Tuesday 29 November 2016

Travel diaries : Tadiyandamol trek, Coorg

Tadiyandamol in Coorg, is the sixth highest peak in Karnataka. Standing at 1748 meters MSL, this trek is not too difficult even for a beginner, yet is laced with great scenic beauty along the way. 

It is common knowledge that planning a trip with 10-15 people is as difficult as to persuade a cat to not chase a rat; basically it is nearly impossible. So I decided not to wait for anyone and just booked this one with the 'Bangalore mountaineering club'. They would arrange for the travel from and back to Bangalore, the stay in Tadiyandamol, the food there, a couple of instructors to travel with us, and the permission from the forest department, so I thought it is a pretty good idea to try it out. Another plus is, being in a relatively foreign city, I would get to meet new people; be it interesting, boring, hostile or friendly, but new people, which for me is an exciting prospect anytime, anywhere.

So I reached my pick up point at 10 PM on the 11th of Nov'16, Friday, and got onto the bus 15 - 20 minutes later. The bus was already packed with the rest of the participants, and I did feel as if I was the only one who was alone, and would be trekking alone the next day too. Nobody was talking much, so I just slept off and woke up when we reached the homestay at around 4:30 AM. We would start trekking at around 8:30 AM, so we got ourselves another couple of hours sleep. I expected to be sleeping in some run down hut somewhere in the middle of nowhere, but the homestay was much better than I expected.  

After waking up 2 hours later, we freshened up a bit and went down for some coffee and breakfast. I started talking to a couple of people while having breakfast. Our conversations were mainly limited to treks which each of us had gone on before, but it was really nice to hear them talk about their experiences. 

We left all the unnecessary luggage back at the homestay and carried with us only the essential things like flashlights, raincoats, snacks, caps etc. The starting point of the trek was half an hour away from the homestay, so we took off on the bus again and reached by around 9:30 AM. Vehicles can go a couple of kilometers further, but we would walk it, because come on, what's a trek if it we do not sweat it out! 

After walking on concrete roads for a kilometer or two, we reached the point where the trek through narrow paths and trails would start. Just before that, all of us gathered at one place. The two instructors gave us a tiny brief of do's and don't's, and all of us gave a brief introduction of ourselves. And off we went!

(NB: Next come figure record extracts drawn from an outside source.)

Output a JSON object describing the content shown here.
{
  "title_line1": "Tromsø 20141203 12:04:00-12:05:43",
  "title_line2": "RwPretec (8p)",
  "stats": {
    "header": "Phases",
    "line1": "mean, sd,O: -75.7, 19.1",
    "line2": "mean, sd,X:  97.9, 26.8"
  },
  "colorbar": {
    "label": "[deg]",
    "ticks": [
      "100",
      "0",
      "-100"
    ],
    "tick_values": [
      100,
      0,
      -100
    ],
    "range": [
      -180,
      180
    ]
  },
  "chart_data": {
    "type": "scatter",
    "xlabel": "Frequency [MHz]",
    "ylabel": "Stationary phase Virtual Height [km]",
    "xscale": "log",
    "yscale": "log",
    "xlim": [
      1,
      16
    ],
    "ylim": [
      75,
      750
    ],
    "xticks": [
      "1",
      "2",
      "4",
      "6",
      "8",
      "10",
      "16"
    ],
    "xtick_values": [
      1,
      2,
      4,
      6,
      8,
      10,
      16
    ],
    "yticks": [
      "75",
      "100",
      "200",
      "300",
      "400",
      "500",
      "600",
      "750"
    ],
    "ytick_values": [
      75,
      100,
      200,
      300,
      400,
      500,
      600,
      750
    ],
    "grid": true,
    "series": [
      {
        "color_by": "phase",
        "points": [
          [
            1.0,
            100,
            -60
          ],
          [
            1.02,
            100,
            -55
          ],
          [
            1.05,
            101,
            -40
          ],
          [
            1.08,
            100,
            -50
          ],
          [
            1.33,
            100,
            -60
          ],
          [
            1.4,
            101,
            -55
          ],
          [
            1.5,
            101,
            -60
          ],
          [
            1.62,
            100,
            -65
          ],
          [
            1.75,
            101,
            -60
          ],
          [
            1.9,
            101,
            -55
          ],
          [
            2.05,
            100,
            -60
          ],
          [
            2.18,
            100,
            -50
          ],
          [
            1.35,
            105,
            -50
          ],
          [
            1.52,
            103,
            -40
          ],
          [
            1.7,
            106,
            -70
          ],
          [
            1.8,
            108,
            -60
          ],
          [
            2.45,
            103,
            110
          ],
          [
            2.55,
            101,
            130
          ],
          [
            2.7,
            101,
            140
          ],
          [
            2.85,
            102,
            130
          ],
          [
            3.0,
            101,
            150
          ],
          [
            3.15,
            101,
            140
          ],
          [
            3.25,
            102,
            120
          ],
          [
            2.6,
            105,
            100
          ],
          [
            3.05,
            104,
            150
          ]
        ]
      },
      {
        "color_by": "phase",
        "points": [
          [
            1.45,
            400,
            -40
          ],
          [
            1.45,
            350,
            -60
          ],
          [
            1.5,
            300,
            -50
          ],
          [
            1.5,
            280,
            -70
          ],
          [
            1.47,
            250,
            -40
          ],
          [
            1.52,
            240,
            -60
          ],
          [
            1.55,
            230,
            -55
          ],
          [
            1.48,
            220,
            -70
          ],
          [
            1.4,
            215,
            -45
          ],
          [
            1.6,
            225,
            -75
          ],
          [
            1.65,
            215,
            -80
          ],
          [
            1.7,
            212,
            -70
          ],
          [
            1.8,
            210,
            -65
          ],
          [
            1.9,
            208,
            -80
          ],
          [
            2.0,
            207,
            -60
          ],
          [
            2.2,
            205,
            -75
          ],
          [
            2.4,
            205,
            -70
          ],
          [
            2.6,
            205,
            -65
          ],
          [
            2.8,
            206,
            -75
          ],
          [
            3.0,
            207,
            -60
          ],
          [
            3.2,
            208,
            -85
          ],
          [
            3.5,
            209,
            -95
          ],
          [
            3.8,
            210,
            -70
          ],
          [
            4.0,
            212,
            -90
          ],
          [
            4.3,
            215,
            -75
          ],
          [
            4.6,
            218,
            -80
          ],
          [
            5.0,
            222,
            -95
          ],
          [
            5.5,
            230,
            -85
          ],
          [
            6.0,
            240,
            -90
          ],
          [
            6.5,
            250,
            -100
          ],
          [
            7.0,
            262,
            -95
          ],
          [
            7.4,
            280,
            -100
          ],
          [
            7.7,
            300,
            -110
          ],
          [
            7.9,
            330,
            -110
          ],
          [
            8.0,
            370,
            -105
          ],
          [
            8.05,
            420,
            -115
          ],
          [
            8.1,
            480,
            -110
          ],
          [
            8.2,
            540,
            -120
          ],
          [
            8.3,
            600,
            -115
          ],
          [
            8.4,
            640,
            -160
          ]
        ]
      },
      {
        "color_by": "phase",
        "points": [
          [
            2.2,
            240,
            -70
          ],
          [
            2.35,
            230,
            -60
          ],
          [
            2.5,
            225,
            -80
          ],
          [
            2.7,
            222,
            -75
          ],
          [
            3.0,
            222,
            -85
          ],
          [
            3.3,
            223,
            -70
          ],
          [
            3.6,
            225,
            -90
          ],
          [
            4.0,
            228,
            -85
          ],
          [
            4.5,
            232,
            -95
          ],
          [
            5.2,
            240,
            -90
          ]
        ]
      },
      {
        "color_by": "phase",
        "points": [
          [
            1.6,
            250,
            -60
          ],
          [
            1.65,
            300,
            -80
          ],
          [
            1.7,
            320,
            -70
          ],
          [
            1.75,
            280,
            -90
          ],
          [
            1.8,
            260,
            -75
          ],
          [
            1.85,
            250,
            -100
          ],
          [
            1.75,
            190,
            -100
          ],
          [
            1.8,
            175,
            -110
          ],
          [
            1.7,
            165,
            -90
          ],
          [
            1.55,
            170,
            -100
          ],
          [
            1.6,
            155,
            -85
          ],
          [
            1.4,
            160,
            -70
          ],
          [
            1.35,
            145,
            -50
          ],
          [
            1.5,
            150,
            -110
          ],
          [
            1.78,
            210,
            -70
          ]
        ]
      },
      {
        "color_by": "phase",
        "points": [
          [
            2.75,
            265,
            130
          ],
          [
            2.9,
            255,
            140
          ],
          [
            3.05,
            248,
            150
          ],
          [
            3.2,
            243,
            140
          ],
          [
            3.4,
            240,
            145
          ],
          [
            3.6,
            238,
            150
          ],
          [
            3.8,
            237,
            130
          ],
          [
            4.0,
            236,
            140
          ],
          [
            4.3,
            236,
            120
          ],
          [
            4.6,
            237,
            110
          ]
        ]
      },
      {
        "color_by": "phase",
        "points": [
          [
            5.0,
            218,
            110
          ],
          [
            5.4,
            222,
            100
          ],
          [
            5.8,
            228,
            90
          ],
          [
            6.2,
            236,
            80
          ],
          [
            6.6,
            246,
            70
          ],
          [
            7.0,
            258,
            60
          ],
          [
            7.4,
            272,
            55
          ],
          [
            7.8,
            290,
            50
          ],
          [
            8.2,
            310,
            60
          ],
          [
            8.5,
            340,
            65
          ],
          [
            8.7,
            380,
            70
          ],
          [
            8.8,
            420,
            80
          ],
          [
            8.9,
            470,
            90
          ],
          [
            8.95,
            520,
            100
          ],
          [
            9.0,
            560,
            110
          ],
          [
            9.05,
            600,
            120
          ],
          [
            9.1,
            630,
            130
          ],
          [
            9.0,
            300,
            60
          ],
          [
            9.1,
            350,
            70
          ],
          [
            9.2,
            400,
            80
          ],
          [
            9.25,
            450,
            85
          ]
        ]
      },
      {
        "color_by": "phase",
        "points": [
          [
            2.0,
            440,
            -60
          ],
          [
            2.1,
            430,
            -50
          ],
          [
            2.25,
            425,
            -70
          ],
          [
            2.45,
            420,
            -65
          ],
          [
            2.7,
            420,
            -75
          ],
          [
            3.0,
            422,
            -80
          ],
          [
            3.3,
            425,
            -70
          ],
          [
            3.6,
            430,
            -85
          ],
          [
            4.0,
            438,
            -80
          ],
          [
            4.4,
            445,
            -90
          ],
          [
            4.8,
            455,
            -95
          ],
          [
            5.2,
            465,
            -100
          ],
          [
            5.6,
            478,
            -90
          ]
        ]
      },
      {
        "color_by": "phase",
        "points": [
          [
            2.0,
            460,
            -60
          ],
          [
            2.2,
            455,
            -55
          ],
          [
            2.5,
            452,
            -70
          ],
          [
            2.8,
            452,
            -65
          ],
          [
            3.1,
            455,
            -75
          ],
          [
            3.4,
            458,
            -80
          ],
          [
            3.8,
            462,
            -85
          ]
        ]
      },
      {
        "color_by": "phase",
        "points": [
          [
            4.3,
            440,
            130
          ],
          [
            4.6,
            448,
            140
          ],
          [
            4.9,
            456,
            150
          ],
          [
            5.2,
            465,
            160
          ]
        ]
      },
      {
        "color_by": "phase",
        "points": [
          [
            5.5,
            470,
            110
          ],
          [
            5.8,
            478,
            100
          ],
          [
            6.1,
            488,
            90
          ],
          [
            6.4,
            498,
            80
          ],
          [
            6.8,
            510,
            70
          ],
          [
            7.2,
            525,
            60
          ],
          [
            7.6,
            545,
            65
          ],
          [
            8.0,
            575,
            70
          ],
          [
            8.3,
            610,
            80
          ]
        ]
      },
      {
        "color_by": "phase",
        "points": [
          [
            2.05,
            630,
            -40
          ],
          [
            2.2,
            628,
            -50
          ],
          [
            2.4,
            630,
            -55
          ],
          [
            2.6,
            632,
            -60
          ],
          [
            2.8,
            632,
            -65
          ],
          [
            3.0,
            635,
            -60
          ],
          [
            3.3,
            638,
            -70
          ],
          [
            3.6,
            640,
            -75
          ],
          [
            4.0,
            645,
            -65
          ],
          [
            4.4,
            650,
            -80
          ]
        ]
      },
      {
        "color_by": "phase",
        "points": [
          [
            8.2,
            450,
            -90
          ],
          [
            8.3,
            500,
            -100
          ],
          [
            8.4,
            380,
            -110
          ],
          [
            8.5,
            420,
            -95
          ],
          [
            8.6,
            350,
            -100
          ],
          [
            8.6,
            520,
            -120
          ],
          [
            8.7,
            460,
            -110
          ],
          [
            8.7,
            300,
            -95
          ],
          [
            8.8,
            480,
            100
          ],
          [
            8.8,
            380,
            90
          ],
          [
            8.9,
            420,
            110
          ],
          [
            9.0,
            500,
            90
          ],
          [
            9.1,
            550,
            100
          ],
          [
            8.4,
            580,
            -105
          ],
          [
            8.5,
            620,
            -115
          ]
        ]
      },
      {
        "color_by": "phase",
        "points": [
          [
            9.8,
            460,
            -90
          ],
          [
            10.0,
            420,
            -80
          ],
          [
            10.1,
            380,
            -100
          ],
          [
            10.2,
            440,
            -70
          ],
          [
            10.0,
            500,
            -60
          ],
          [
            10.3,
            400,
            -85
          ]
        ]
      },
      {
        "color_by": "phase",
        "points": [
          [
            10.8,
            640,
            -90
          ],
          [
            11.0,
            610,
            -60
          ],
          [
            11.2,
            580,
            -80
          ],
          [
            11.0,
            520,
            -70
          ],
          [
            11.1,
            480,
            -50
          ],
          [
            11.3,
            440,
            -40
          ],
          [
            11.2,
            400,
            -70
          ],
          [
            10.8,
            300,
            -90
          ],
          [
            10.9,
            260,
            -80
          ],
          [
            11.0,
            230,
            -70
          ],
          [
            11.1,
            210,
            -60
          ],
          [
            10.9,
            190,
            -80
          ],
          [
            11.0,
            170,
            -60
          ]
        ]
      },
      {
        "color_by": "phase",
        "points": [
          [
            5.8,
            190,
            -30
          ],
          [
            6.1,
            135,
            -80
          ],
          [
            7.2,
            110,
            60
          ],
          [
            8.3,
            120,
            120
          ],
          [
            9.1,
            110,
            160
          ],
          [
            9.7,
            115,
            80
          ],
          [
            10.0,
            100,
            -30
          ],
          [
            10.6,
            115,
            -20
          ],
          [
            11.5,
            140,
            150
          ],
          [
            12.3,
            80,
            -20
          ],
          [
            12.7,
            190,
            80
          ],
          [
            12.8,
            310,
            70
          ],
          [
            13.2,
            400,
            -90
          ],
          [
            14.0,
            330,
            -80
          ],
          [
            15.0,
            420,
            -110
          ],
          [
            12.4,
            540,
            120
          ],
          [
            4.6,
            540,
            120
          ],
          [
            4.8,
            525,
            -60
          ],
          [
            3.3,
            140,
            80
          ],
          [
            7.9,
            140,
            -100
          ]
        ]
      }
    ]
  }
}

One of the instructors was leading us, and I stuck with him almost the entire duration of the trek. The trail went through forests, then greens, then meadows. The view was awesome and the feeling, indescribable. Even though pictures too fall short of the exhilarating and surreal feeling you get when you are there in person, let the rest of the journey be spoken by them.


















View from the top of a rock



Trail going through a forest









View from about 50 meters from the peak 



We reached the peak at around 12:30 PM. Even though all of us were tired, reaching the peak just injects one with renewed energy and vigor. It was completely cloudy and was impossible to see anything beyond 3-4 meters. It was a little nippy too, which was refreshing actually. We had our packed lunch at the peak and started descending an hour later.



A view while on our way down


The descent took us another 3 hours or so, as we were almost ambling down and taking over long breaks, unwilling to part from the greens that easily. We refilled water from a nearby waterfall, and the chilled, pure water felt out of the world. 

We reached the homestay at around 5:30 PM, and coffee and hot pakodas were waiting for us. We gobbled as much as we could and went for baths one by one. 

A campfire was set up for us when it got dark, and that's when the inhibitions melted away, as everyone joined in on the conversations. Dinner was served at around 8 PM. The food was amazing. Chapatis, dal, sabji, and even chicken was on the menu. 

After dinner, most of us stayed back, and played dumb charade. It was a lot of fun, especially because it was around 12-13 strangers playing a game which requires team work, albeit in a small way. We were really tired too, so after a few games, we retired for the night.

Next morning, we woke up around 7 AM, freshened up, got some breakfast, and left for Bangalore. On the way, we went to the 'Golden temple', which is a Buddhist monastery. We sat there for a good 20 minutes, and it was really peaceful.







The bus journey was also an interesting one. We played 'Mafia' almost the entire way, and it was a lot of fun, so much fun that I never gave a damn about my luggage and forgot my camera in the bus when I hurriedly got down. I got it back later though, as the BMC people kept it in their office, and I went and collected it from there a couple of days later. 


This trek was unique for me because I went alone on this one with a dozen strangers. But it is also one I will cherish for a long time because it was a great experience overall. Also, meeting people who are so passionate about trekking, has infected me with an inclination to go for more treks and experience the beauty of nature, raw and unadulterated. Trekking with BMC was awesome too, and I went again to Kudremukh a couple of weeks later; a post about which will be up shortly.